Rajasthan High Court Protects Solar Duty Exemptions
⚡ Quick Read
- What happened: The Rajasthan High Court ruled that captive solar projects commissioned before May 10, 2022, are entitled to a seven-year electricity duty exemption as promised under the Solar Policy 2019.
- Why it matters: This verdict protects developers and C&I consumers from retrospective policy changes, safeguarding the financial viability of investments worth millions.
- Watch: Further government appeals or potential adjustments to how future statutory notifications are issued to align with this judicial precedent.
Background and Context
In a landmark judgment that reinforces the sanctity of investment-backed government policies, the Rajasthan High Court has ruled that the state government cannot retrospectively withdraw electricity duty exemptions promised under the Solar Policy 2019. The case, initiated by UltraTech Cement, centered on the state’s attempt to amend its policy in May 2022, which effectively sought to revoke previously guaranteed incentives for captive solar projects. The petitioner had invested approximately ₹890 million (~$9.61 million) into solar infrastructure, relying heavily on the seven-year duty exemption promised by the state to improve the financial feasibility of its captive power units.
Key Details
The Rajasthan government had argued that electricity duty exemptions were contingent upon separate statutory notifications under the Rajasthan Electricity (Duty) Act, 1962. However, the High Court rejected this stance, asserting that the Solar Policy 2019 itself constituted a clear and unequivocal representation intended to attract private capital. The Court held that while the government possesses the authority to amend policies, such changes cannot operate retrospectively to strip away accrued rights. Consequently, any project commissioned prior to the May 10, 2022, amendment remains eligible for the full seven-year exemption period. The ruling mandates that authorities must verify the commercial operation date of each project before processing these benefits, ensuring that the withdrawal of exemptions applies only to projects commissioned after the amendment date.
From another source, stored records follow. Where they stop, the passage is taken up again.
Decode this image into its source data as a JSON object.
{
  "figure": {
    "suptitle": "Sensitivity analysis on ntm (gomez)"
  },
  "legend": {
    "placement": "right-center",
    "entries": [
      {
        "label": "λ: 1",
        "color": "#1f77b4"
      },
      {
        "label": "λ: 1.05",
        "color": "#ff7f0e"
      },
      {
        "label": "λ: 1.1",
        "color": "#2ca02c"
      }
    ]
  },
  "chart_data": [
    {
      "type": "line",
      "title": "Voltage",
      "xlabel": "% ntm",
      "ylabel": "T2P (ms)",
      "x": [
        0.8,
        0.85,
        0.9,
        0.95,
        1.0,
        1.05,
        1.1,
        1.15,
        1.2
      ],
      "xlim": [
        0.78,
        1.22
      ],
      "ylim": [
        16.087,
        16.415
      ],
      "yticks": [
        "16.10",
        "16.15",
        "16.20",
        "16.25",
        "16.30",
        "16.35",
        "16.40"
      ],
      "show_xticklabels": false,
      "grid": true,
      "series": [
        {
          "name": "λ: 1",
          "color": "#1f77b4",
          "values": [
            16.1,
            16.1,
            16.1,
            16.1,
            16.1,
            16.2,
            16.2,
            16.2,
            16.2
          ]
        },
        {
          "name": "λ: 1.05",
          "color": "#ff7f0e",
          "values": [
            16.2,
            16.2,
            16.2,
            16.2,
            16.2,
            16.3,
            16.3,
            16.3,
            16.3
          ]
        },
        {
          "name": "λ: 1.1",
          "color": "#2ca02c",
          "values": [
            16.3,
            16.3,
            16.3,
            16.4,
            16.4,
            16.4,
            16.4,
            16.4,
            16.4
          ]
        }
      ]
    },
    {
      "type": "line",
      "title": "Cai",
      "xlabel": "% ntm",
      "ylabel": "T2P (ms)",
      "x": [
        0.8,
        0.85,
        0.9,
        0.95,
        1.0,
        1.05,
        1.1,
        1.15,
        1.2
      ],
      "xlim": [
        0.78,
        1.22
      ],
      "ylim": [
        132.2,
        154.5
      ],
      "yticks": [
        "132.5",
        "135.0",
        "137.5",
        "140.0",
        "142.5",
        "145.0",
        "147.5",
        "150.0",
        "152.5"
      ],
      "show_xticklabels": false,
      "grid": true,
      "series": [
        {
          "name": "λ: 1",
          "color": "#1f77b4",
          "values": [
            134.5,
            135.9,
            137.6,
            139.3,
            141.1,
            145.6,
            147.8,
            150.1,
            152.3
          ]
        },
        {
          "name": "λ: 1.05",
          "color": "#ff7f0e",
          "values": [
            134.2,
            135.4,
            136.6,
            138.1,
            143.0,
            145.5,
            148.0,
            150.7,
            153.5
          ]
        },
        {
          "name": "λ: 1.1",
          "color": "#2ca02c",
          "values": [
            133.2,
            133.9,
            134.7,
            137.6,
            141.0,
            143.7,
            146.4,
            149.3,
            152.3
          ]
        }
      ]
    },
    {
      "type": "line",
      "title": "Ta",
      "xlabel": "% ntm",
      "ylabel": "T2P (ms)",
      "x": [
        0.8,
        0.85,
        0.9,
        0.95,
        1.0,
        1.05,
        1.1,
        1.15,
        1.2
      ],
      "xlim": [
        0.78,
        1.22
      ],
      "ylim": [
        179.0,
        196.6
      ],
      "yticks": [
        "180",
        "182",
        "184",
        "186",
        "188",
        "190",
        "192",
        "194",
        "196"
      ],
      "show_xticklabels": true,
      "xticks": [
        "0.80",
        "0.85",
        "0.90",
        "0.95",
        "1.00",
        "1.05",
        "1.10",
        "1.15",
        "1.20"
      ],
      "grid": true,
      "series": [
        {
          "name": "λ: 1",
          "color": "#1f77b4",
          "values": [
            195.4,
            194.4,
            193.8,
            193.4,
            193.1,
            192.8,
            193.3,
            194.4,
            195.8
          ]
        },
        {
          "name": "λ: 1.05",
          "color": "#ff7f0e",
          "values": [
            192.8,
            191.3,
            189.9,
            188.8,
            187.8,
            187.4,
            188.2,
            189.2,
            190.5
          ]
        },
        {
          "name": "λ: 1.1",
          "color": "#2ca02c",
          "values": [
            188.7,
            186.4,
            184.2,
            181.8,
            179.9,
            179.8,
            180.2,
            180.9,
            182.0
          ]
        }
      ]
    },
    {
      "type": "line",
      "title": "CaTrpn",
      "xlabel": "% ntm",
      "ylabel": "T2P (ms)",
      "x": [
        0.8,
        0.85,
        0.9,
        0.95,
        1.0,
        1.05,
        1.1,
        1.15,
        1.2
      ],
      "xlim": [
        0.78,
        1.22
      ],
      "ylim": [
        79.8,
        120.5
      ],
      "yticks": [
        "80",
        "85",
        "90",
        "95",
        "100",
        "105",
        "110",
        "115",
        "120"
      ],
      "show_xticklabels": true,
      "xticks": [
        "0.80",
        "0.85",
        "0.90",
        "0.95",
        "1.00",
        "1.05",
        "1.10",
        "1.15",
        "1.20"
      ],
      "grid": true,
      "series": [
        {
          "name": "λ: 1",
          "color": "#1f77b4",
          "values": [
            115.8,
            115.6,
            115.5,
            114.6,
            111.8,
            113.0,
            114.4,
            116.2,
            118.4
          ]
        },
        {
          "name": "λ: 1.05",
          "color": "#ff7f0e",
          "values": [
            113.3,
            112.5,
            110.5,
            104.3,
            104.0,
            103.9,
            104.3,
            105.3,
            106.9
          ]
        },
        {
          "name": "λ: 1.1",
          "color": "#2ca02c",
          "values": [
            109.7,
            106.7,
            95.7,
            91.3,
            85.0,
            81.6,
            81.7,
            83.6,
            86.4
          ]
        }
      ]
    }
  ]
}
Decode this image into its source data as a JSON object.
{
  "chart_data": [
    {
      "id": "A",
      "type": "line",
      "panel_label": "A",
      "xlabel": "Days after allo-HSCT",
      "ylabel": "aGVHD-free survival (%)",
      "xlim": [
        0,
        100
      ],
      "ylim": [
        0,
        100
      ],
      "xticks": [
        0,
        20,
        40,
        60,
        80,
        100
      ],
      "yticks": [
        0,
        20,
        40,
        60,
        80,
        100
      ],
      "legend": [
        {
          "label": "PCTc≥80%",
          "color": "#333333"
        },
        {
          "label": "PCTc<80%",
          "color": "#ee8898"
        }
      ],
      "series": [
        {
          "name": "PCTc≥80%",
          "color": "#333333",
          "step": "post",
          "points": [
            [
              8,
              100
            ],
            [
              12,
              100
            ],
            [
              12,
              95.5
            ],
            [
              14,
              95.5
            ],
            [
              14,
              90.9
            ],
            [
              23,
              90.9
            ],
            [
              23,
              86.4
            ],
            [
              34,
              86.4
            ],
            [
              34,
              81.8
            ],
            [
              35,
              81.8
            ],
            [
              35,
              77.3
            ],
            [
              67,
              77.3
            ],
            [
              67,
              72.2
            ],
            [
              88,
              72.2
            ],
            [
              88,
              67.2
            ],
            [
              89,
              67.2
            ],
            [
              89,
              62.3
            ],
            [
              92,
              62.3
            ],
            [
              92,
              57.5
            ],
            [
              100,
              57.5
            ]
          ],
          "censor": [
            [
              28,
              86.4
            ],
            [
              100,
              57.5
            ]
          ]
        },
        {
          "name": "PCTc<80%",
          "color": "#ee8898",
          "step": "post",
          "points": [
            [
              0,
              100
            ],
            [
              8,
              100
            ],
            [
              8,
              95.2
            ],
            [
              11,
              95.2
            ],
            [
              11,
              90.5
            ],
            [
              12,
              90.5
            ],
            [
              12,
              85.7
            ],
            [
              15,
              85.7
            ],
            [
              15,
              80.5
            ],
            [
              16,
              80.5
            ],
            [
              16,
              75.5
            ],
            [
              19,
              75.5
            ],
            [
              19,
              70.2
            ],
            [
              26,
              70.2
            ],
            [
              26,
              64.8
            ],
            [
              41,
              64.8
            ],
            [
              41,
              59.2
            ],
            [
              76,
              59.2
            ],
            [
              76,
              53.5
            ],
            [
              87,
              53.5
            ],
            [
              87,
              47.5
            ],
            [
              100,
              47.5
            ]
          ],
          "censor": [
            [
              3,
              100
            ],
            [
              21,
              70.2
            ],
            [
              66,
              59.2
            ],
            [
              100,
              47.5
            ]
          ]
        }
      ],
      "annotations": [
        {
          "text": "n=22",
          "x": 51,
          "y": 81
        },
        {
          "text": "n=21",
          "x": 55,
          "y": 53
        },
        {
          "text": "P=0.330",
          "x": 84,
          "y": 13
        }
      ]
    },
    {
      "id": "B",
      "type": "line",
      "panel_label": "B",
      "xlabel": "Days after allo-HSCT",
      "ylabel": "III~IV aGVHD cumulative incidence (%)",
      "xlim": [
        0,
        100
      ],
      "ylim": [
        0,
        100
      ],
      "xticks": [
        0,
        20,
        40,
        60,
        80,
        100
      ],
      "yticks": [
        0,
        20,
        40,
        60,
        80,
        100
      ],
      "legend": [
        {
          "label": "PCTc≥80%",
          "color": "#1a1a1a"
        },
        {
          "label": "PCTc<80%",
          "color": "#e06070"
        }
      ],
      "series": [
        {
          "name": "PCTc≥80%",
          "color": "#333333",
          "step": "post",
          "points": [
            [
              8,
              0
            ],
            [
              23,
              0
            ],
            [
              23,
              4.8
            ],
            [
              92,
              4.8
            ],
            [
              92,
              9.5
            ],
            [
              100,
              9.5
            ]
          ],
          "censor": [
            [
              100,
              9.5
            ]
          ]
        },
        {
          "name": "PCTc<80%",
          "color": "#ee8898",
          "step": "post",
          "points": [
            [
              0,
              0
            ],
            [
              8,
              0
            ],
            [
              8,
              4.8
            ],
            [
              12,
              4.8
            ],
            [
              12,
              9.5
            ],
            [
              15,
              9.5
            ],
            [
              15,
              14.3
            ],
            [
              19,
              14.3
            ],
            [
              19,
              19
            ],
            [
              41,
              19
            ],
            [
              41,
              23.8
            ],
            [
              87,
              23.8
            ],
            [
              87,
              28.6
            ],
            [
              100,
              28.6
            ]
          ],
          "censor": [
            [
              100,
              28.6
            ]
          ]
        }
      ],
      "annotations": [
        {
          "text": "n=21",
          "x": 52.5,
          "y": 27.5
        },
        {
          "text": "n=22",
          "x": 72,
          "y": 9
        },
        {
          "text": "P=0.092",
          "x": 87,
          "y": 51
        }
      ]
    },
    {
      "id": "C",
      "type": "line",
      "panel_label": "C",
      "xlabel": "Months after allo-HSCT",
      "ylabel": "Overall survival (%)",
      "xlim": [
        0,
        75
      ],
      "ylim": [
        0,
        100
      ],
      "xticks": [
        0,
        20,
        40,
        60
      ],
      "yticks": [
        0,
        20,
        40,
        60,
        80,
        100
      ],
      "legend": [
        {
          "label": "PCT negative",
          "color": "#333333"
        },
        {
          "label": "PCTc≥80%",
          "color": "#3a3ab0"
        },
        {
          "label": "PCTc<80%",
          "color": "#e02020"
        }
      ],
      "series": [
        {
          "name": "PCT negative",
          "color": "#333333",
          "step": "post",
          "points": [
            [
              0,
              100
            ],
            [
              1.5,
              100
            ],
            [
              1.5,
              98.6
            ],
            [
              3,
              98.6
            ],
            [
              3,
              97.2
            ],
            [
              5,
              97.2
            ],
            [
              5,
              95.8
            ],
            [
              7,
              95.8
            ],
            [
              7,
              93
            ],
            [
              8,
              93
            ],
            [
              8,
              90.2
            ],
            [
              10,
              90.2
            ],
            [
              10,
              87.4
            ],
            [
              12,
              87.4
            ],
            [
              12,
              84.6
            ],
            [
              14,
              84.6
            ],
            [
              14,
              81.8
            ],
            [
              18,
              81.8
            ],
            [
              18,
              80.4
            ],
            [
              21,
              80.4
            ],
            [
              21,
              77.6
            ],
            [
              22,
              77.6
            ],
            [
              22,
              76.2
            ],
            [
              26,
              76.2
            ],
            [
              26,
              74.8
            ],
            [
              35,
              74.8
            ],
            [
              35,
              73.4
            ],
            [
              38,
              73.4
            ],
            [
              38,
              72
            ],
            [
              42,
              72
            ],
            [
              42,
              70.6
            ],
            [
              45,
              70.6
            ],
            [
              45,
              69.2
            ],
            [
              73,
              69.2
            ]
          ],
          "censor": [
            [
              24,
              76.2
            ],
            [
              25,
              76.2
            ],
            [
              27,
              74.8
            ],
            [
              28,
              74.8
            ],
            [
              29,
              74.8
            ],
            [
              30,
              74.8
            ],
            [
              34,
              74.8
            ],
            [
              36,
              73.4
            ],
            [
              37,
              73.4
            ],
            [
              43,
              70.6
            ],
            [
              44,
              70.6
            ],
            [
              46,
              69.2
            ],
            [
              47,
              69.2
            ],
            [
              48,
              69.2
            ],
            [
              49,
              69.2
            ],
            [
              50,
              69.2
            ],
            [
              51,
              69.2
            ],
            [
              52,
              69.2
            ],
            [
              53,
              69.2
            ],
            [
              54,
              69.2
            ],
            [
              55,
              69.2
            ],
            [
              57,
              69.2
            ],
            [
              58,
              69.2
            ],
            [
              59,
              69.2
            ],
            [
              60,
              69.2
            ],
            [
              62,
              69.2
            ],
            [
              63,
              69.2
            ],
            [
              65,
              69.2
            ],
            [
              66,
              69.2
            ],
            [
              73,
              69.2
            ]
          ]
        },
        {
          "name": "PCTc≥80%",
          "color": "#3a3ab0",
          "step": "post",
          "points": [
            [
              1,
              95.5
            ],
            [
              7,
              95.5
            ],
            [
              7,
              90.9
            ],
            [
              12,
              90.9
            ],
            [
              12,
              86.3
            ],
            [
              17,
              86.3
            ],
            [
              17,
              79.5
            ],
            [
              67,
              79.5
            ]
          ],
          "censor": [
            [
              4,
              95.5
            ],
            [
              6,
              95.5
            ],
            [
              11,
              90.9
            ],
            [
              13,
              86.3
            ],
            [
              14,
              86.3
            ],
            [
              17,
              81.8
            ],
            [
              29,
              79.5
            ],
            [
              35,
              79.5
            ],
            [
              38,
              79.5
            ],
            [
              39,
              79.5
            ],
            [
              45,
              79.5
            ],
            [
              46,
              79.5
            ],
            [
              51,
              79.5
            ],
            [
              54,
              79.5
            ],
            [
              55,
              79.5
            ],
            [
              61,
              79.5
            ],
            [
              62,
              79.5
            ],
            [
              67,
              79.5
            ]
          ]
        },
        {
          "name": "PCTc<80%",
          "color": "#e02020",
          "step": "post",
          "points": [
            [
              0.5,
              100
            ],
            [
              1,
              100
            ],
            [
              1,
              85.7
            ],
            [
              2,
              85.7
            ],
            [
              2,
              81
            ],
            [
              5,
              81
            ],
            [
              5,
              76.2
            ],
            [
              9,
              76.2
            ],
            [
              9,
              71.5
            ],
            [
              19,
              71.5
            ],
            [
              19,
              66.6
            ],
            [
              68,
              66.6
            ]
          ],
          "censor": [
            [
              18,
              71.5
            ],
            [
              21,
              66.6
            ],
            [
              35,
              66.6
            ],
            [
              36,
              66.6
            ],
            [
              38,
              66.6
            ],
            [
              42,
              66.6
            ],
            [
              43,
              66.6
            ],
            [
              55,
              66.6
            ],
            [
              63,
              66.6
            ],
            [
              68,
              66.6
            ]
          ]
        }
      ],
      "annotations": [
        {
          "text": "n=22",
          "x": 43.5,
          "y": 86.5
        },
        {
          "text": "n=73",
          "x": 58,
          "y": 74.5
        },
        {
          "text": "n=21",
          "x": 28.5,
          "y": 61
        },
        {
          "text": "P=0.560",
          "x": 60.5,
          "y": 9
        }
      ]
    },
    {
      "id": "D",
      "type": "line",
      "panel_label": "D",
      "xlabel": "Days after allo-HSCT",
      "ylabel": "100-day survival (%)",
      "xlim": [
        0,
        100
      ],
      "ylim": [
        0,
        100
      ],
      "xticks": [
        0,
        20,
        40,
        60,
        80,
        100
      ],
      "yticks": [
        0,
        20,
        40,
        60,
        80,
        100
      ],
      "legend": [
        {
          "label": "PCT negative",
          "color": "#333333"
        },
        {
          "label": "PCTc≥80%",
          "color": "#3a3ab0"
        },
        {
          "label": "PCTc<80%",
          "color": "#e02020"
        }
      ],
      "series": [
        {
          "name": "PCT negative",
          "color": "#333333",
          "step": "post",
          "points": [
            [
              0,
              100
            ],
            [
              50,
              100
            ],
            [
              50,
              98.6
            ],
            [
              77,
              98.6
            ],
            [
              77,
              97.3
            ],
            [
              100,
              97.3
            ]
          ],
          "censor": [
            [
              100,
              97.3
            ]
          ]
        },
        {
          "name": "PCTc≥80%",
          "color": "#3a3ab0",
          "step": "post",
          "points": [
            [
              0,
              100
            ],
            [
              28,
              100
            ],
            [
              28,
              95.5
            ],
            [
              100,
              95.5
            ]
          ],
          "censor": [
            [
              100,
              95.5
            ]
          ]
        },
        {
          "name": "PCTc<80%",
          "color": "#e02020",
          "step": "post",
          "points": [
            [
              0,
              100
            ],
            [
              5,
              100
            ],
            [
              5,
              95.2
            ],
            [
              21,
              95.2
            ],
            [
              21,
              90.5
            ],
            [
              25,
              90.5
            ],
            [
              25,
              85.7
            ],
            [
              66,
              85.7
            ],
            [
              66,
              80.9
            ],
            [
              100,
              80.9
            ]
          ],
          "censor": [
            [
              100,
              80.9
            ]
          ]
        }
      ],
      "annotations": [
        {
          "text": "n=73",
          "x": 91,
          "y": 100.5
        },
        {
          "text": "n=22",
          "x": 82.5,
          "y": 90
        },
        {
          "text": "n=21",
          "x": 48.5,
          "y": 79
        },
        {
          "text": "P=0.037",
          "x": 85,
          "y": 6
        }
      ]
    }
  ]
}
What This Means for EPCs and Developers
For EPC contractors and solar developers operating in India, this ruling provides a critical layer of legal protection against ‘policy flip-flops.’ The court’s emphasis on the doctrine of legitimate expectation serves as a deterrent against arbitrary executive actions that threaten the internal rate of return (IRR) of renewable energy projects. Developers can now cite this precedent to challenge retrospective regulatory shifts that undermine the economic assumptions made during the project planning phase. For EPC firms, this ensures that the captive solar market in Rajasthan remains a stable environment for long-term project execution, as the financial risks associated with sudden tax or duty changes are significantly mitigated by this judicial intervention.
What Happens Next
The state government is now expected to streamline its notification process to ensure future policy changes are prospective rather than retrospective. As the Indian renewable energy sector continues to scale toward ambitious 2030 targets, this ruling acts as a cornerstone for maintaining investor confidence. By upholding the principle that government assurances carry binding weight, the High Court has strengthened the overall regulatory framework, which is essential for attracting the massive capital inflows required to sustain the growth of the Indian renewable energy sector.